LAPORAN PRAKTIKUM
MIKROBIOLOGI
MIKROBIOLOGI
TEKNIK PEWARNAAN BAKTERI
Disusun oleh :
Ayu Handika Ariyanto A3-18 /1351810185
Anisa Salsabila A3-18 / 1351810190
Salsabila faisal A A3-18/ 1351810191
Menara hanum hanny S A3-18/ 1351810195
Yohana mira A3-18/ 13518102197
Lailatul munawaroh A3-18/ 1351810201
BAB I
PENDAHULUAN
Latar
Belakang
Bakteri memiliki beberapa bentuk yaitu basil (tongkat), coccus, spirilum.
Bakteri yang berbentuk tongkat maupun kokus dibagi menjadi beberapa macam. Pada
bentuk basil pembagiannya yaitu basil tunggal, diplobasil, dan
tripobasil.Sedangkan pada coccus dibagi menjadi monococcus, diplococcus, sampai
stophylococcus. Khusus pada spirilum hanya dibagi dua yaitu setengah melengkung
dan melengkung (Dwidjoseputro.1998).
Melihat dan mengamati bakteri dalam kedaan hidup sangat sulit, karena
selain bakteri itu tidak berwarna juga transparan dan sangat kecil. Untuk
mengatasi hal tersebut maka dikembangkan suatu teknik pewarnaan sel bakteri ini
merupakan salah satu cara yang paling utama dalam penelitian-penelitian
mikrobiologi (Dwidjoseputro.1998).
Prinsip dasar dari pewarnaan ini adalah adanya ikatan ion antara komponen
seluler dari bakteri dengan senyawa aktif dari pewarnaan yang disebut kromogen.
Terjadi ikatan ion karena adanya muatan listrik baik pada komponen seluler
maupun pada pewarnaan. Berdasarkan adanya muatan ini maka dapat dibedakan
pewarna asam dan pewarna basa.
Teknik Pewarnaan bukan pekerjaan yang sulit tapi perlu ketelitian dan
kecermatan bekerja serta mengikuti aturan dasar yang berlaku (Lay.1994)
Oleh karena itu yang melatar belakangi praktek ini yaitu untuk mengetahui
teknik pewarnaan mikroorganisme sehingga mempermudah dalam melihat
bagian-bagian bakteri.
Tujuan
-
Untuk mengetahui faktor-faktor yang
mempengaruhi pewarnaan bakteri
-
Untuk
mengetahui perbedaan gram positif dan gram negatif
-
Untuk mengetahui jenis-jenis
pewarnaan bakteri
-
Untuk
mengetahui larutan pewarna yang digunakan pada percobaan pewarnaan
BAB II
TINJAUAN PUSTAKA
Mikroorganisme yang ada di alam ini mempunyai
morfologi, struktur dan sifat-sifat yang khas, begitu pula dengan bakteri.
Bakteri yang hidup hampir tidak berwarna dan kontras dengan air, dimana sel-sel
bakteri tersebut disuspensikan.
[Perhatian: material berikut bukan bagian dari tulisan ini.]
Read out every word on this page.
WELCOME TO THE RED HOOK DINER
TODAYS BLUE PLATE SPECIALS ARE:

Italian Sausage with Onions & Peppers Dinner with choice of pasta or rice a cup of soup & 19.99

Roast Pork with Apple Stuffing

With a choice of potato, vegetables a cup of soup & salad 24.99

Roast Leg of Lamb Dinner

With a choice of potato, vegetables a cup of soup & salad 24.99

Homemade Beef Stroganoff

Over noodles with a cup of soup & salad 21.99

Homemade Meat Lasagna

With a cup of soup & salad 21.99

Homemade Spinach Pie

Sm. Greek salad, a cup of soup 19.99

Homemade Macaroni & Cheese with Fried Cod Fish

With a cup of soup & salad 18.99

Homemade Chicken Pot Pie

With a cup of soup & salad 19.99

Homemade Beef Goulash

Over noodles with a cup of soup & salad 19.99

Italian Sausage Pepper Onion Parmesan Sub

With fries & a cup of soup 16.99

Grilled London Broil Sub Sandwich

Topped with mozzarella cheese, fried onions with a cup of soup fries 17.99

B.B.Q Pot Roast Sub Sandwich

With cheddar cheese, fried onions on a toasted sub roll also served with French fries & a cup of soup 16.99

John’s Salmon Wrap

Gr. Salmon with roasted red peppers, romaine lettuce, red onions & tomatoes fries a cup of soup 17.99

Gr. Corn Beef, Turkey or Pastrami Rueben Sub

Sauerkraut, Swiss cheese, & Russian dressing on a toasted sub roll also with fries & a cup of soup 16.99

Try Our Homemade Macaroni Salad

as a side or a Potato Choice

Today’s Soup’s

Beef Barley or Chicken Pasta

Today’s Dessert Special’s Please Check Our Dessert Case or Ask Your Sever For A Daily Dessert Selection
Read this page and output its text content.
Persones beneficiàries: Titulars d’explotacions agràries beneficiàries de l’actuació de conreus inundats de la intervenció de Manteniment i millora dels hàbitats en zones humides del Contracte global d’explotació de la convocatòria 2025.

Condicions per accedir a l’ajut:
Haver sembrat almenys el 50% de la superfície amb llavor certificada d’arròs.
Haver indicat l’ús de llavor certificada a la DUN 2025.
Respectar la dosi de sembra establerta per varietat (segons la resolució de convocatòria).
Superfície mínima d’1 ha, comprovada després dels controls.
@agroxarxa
Salah satu cara untuk mengamati bentuk sel
bakteri sehingga mudah untuk diidentifikasi ialah dengan metode pengecatan atau
pewarnaan. Hal tersebut juga berfungsi untuk mengetahui sifat fisiologisnya
yaitu mengetahui reaksi dinding sel bakteri melalui serangkaian pengecatan
Mikroorganisme sulit dilihat dengan mikroskop cahaya, karena tidak mengadsorpsi
ataupun membiaskan cahaya. Alasan inilah yang menyebabkan zat warna digunakan
untuk mewarnai mikroorganisme ataupun latar belakangnya. Zat warna mengadsorpsi
dan membiaskan cahaya sehingga kontras mikroorganisme disekelilingya
ditingkatkan. Penggunaan zat warna memungkinkan pengamatan struktur sel seperti
spora dan bahan infeksi yang mengandung zat pati dan granula fosfat. Pewarnaan
yang digunakan untuk melihat salah satu struktur sel disebut pewarnaan khusus.
Sedangkan pewarnaan yang digunakan untuk memilahkan mikroorganisme disebut
pewarnaan diferensial yang memilahkan bakteri menjadi kelompok gram positif dan
gram negatif. Pewarnaan diferensial lainnya ialah pewarnaan ziehl neelsen yang
memilihkan bakterinya menjadi kelompok-kelompok tahan asam dan tidak tahan asam
(Dwidjoseputro.1998).
Pengenalan bentuk mikroba (morfologi), kecuali
mikroalgae harus dilakukan pewarnaan terlebih dahulu agar dapat diamati dengan
jelas (Hadiutomo. 1990). Pada umumnya bakteri bersifat tembus cahaya, hal ini
disebabkan karena banyak bakteri yang tidak mempunyai zat warna (Waluyo, 2004).
Tujuan dari pewarnaan adalah untuk mempermudah pengamatan bentuk sel bakteri,
memperluas ukuran jazad, mengamati struktur dalam dan luar sel bakteri, dan
melihat reaksi jazad terhadap pewarna yang diberikan sehingga sifat fisik atau
kimia jazad dapat diketahui (Hadiutomo. 1990).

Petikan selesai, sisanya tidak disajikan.